The Internet is a great resource for photography and opens up many early sources if you know to look for them. One interesting find is the brief unpublished record of Cameron's first ten years in photography - Annals of My Glass House. She is disarming in her practical approach to setting up a workspace for her new hobby:
I turned my coal-house into my dark room, and a glazed fowl-house I had given to my children became my glass house! The hens were liberated, I hope and believe not eaten. The profit of my boys upon new laid eggs was stopped, and all hands and hearts sympathized in my new labour, since the society of hens and chickens was soon changed for that of poets, prophets, painters and lovely maidens, who all in turn have immortalized the humble little farm erection.
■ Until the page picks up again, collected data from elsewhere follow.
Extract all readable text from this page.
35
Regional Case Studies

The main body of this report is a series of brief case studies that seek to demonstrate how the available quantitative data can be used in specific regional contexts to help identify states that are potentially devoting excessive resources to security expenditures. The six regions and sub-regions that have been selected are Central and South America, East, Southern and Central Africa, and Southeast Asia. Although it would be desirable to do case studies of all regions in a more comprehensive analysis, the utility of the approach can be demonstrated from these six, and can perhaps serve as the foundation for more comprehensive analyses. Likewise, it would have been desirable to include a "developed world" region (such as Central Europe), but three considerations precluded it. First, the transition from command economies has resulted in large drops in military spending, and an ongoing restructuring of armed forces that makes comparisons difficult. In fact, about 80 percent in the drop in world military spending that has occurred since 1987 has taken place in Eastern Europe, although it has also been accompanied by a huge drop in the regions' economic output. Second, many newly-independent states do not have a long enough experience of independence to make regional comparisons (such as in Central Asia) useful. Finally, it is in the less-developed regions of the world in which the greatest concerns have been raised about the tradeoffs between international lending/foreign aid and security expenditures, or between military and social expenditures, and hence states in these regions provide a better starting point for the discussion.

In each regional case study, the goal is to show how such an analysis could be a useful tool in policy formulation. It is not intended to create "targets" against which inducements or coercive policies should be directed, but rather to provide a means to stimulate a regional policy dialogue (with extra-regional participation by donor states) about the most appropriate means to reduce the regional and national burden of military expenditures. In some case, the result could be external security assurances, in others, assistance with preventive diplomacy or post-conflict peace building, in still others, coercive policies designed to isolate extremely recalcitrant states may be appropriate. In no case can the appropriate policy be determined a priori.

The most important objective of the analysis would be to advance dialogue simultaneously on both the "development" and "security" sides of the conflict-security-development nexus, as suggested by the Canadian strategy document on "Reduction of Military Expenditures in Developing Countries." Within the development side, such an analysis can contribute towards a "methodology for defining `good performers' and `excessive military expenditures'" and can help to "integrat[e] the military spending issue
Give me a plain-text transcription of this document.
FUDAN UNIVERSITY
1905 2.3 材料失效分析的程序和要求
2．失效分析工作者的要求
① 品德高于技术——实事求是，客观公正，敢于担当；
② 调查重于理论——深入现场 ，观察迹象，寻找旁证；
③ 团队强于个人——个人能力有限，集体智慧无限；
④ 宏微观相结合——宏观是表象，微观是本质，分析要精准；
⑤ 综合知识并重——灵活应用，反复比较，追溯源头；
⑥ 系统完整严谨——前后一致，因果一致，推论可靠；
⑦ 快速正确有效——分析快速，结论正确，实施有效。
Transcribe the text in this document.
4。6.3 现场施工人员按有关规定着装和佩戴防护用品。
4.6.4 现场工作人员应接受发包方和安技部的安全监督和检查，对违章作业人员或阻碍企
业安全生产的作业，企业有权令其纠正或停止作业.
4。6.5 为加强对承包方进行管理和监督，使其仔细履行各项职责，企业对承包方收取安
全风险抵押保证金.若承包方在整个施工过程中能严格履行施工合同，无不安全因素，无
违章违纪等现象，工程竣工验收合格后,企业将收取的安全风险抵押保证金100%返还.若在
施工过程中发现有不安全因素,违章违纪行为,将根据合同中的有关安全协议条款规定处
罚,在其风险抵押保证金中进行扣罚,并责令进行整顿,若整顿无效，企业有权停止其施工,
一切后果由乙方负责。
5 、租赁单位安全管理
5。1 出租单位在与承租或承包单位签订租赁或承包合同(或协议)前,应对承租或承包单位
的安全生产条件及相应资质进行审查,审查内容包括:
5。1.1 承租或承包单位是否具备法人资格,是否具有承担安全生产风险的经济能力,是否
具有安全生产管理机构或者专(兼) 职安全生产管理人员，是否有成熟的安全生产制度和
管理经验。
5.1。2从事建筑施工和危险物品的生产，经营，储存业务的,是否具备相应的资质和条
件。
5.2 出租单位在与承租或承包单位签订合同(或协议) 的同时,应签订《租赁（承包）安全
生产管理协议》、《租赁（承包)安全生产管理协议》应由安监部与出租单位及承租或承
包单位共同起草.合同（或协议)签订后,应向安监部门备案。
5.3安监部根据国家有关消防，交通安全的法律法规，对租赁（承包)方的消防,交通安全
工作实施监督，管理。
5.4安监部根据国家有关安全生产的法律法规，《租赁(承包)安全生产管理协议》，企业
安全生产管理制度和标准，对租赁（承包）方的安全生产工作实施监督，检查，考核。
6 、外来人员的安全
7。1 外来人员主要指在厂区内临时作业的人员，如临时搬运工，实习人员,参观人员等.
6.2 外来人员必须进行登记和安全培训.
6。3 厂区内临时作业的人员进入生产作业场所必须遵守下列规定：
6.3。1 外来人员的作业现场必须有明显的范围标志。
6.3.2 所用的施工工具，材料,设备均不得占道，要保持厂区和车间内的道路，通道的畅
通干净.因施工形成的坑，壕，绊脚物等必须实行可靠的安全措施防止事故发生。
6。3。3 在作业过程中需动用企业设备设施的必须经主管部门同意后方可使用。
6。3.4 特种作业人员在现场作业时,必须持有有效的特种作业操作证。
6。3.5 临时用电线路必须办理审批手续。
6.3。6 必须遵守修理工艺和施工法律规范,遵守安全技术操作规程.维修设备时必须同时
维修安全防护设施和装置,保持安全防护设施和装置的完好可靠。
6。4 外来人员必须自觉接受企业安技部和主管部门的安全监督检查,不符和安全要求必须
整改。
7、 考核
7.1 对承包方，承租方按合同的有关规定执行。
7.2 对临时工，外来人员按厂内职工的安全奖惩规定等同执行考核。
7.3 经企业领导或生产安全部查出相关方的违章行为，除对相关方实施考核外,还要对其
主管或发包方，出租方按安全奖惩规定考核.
The "glass house" is of course the natural light studio in which Cameron created many of her images. Her nonchalant brush off in her brief memoir of the rejection of her work by some conservative bodies then governing photography and instead focusing on her achievements and progress is refreshing.
She seems to have two major subjects for her photography, constructed scenes such as Whisper of the Muse, and intensely psychological portraits. Her portrait of John Herschel is powerful, immediate, and piercing in its gaze on her mentor and friend. Her unconventional focus technique, her closeness - bordering on intrusiveness - to her subjects, and her unwavering vision make her portrait work speak more to our sensibilities today than to her near contemporaries who quickly forgot her.
Cameron emerged from obscurity in the 20th century, and her work can be seen in many collections.